Future research could evaluate if exposure to disaster damage modifies the associations between health disruption and sleep disturbances. It is possible that experiences of disaster might amplify health disruption’s effects on sleep as people in poorer health might be more vulnerable to the physical and psychological impacts caused by the trauma, which could impair their sleep.

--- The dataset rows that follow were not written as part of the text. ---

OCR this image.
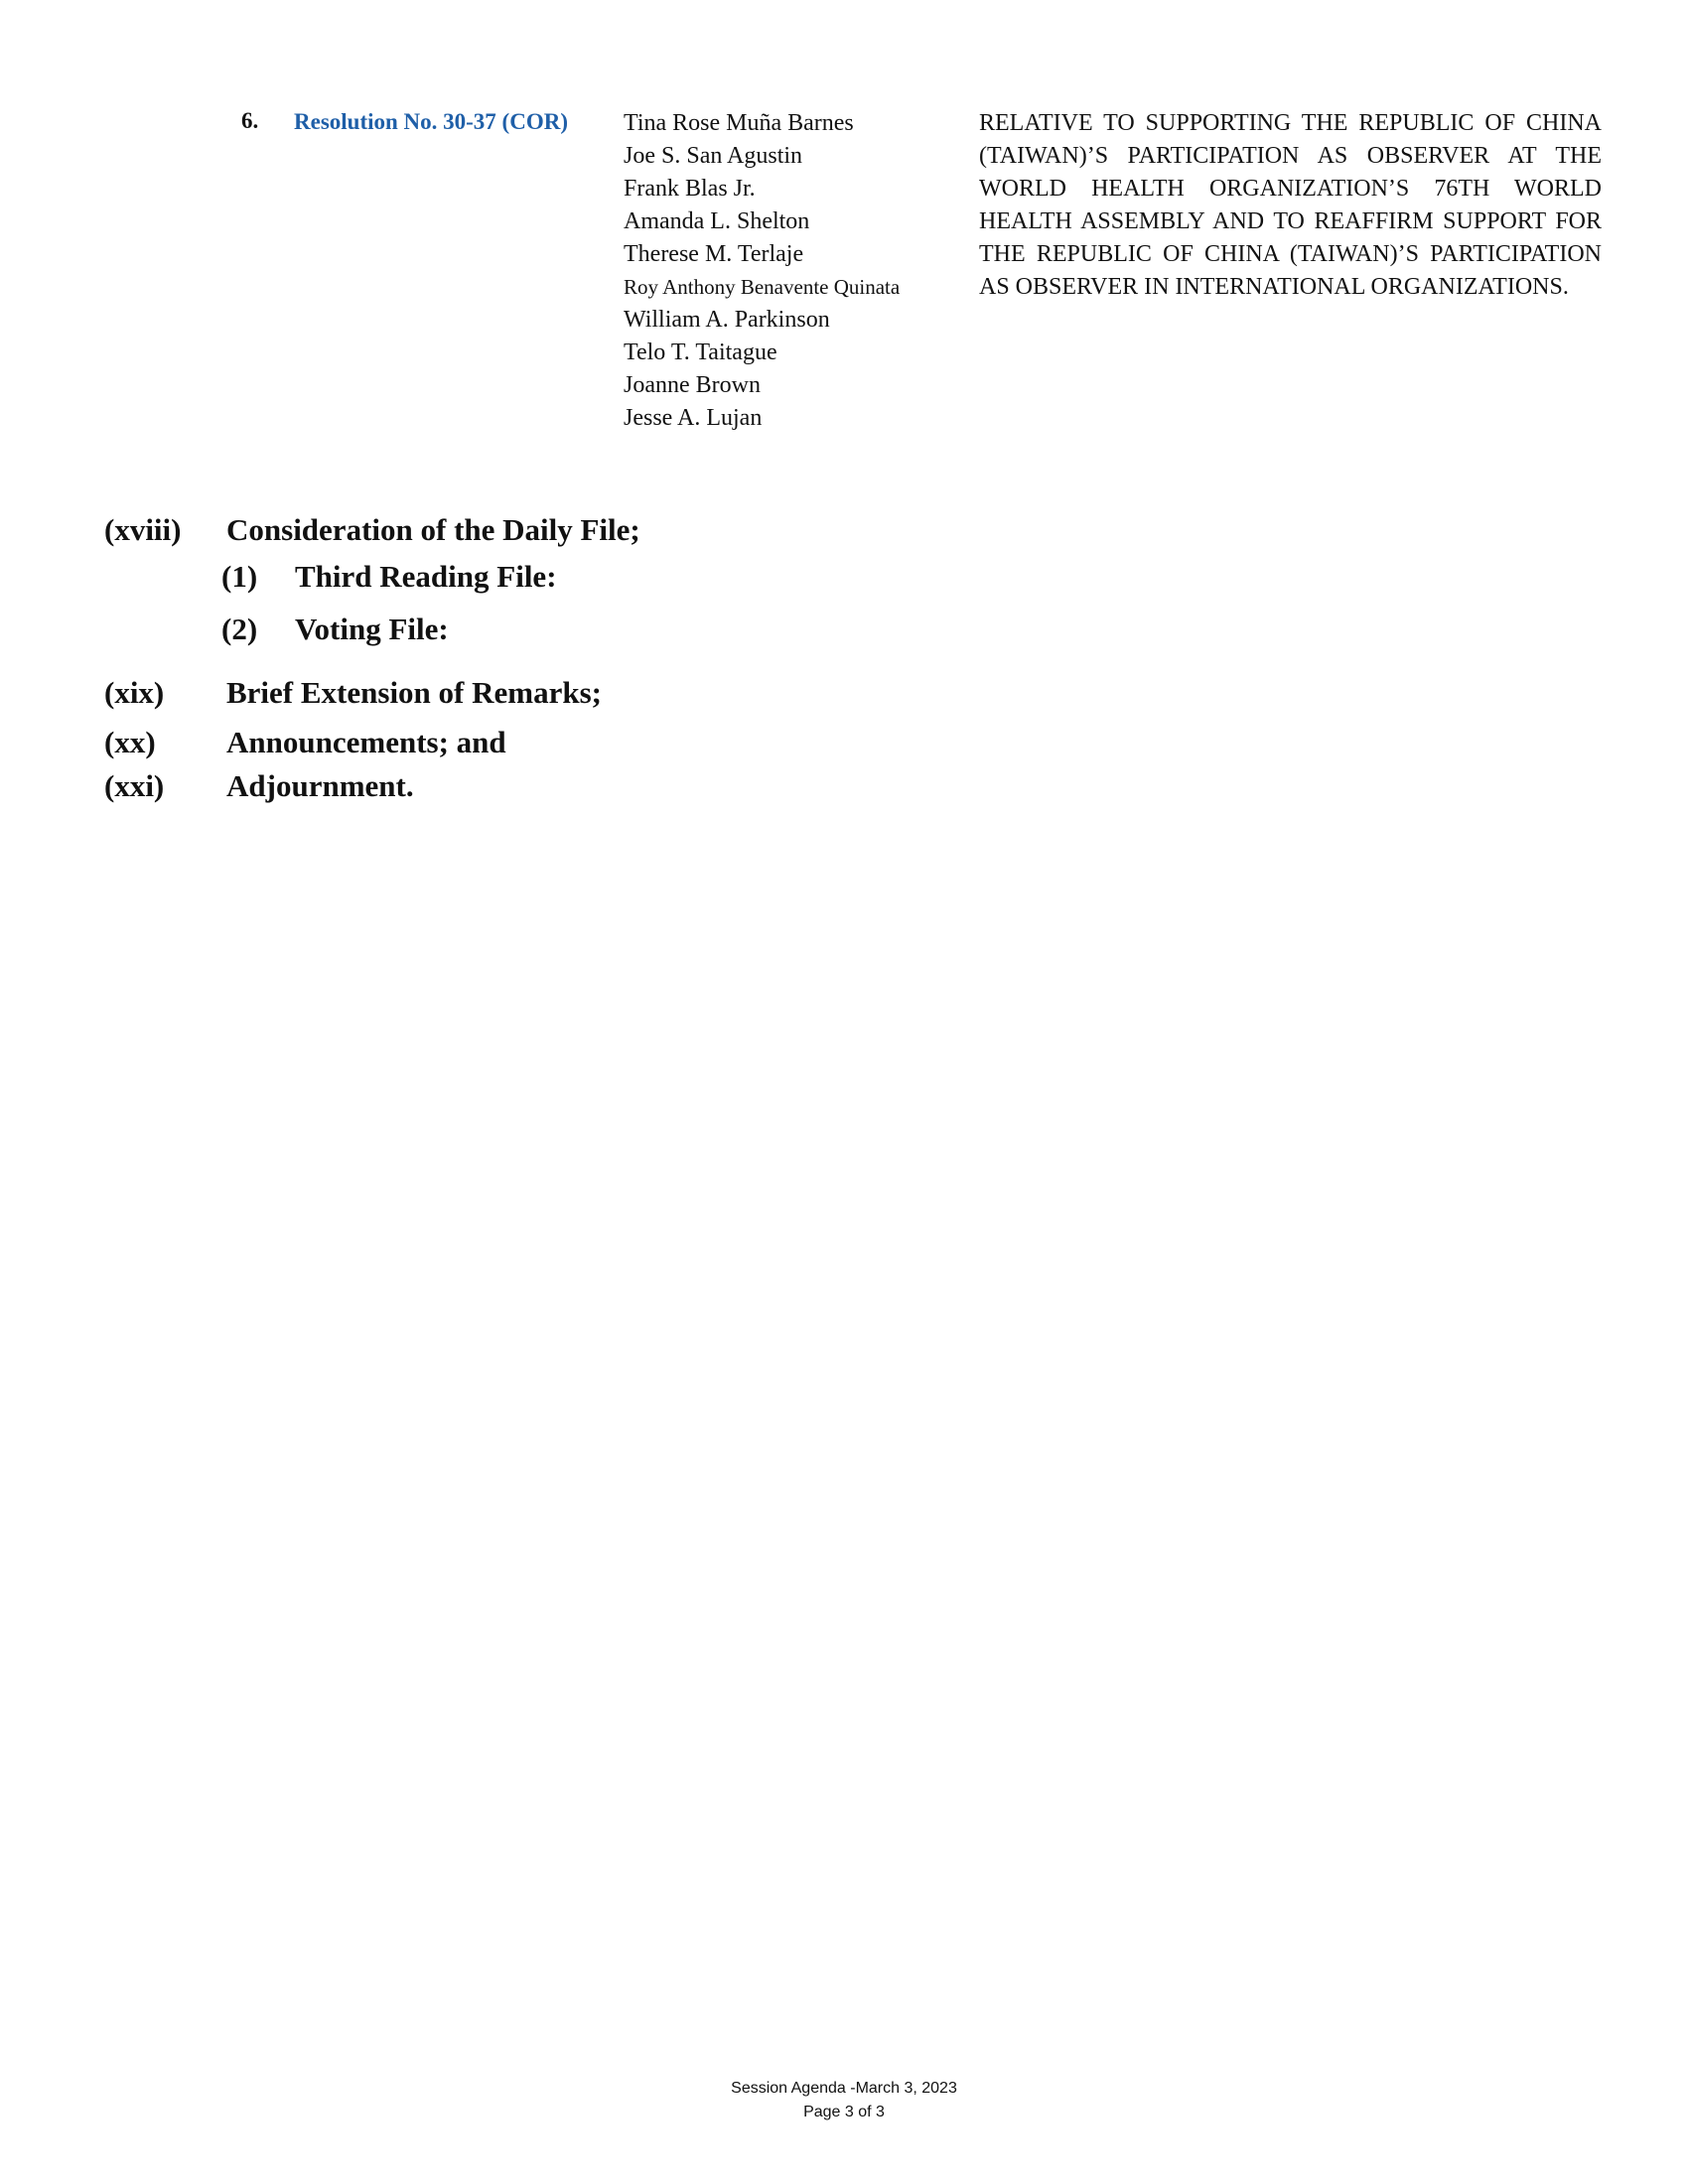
6. Resolution No. 30-37 (COR) Tina Rose Muña Barnes
Joe S. San Agustin
Frank Blas Jr.
Amanda L. Shelton
Therese M. Terlaje
Roy Anthony Benavente Quinata
William A. Parkinson
Telo T. Taitague
Joanne Brown
Jesse A. Lujan

RELATIVE TO SUPPORTING THE REPUBLIC OF CHINA (TAIWAN)’S PARTICIPATION AS OBSERVER AT THE WORLD HEALTH ORGANIZATION’S 76TH WORLD HEALTH ASSEMBLY AND TO REAFFIRM SUPPORT FOR THE REPUBLIC OF CHINA (TAIWAN)’S PARTICIPATION AS OBSERVER IN INTERNATIONAL ORGANIZATIONS.

(xviii) Consideration of the Daily File;
(1) Third Reading File:
(2) Voting File:
(xix) Brief Extension of Remarks;
(xx) Announcements; and
(xxi) Adjournment.
Session Agenda -March 3, 2023
Page 3 of 3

Lastly, while our findings contribute to knowledge on persistent sleep problems among older survivors, future research is warranted to assess if the findings are generalizable to populations in other age groups and/or from other countries.
Conclusions
We have demonstrated that different types of disaster damage and social support were associated with older survivors’ persistent sleep problems in many but very different ways. The findings could shed light on targeted interventions to mitigate lingering sleep problems and the associated adverse health outcomes among older disaster survivors. For instance, in addition to grief counseling, long-term reconstruction efforts for older survivors could be directed to the provision of material support such as financial assistance, home repair and shelter assistance, and continued access to health care, in order to promote recovery after the disaster. Efforts could also be directed to the promotion of instrumental support to protect older adults. These efforts would contribute to higher resilience, better disaster preparedness, and faster recovery among disaster-affected communities.
Supplementary material
Supplementary material is available at SLEEP online.
Funding
This work was supported by a grant from National Institutes of Health (R01 AG042463), several Health and Labour Sciences Research Grants (Comprehensive Research on Aging and Health) from the Japanese Ministry of Health, Labour and Welfare (H22-Choju-Shitei-008, H24-Choju-Wakate-009, H25-Choju-Ippan-003, and H28-Choju-Ippan-002), Grants-in-Aid for Scientific Research from the Japanese Society for the Promotion of Science (KAKENHI 23243070, 22390400, 24390469, and 15H01972), a grant from the Strategic Research Foundation Grant-Aided Project for Private Universities from the Japanese Ministry of Education, Culture, Sports, Science and Technology (S0991035), and Research and Development Grants for Longevity Science from the Japan Agency for Medical Research and Development.
Acknowledgments
The authors would like to thank the Iwanuma Mayor’s office, the staff of the Department of Health and Welfare of the Iwanuma city government, as well as the other investigators and the participants of the study for their valuable support and contributions. We are also grateful to the anonymous reviewers’ constructive input.
Notes
Conflict of interest statement. The authors have indicated no financial conflicts of interest. Outside of the current work, Dr. Buxton received two subcontract grants to Pennsylvania State University from Mobile Sleep Technologies (NSF/STTR #1622766, NIH/NIA SBIR R43AG056250).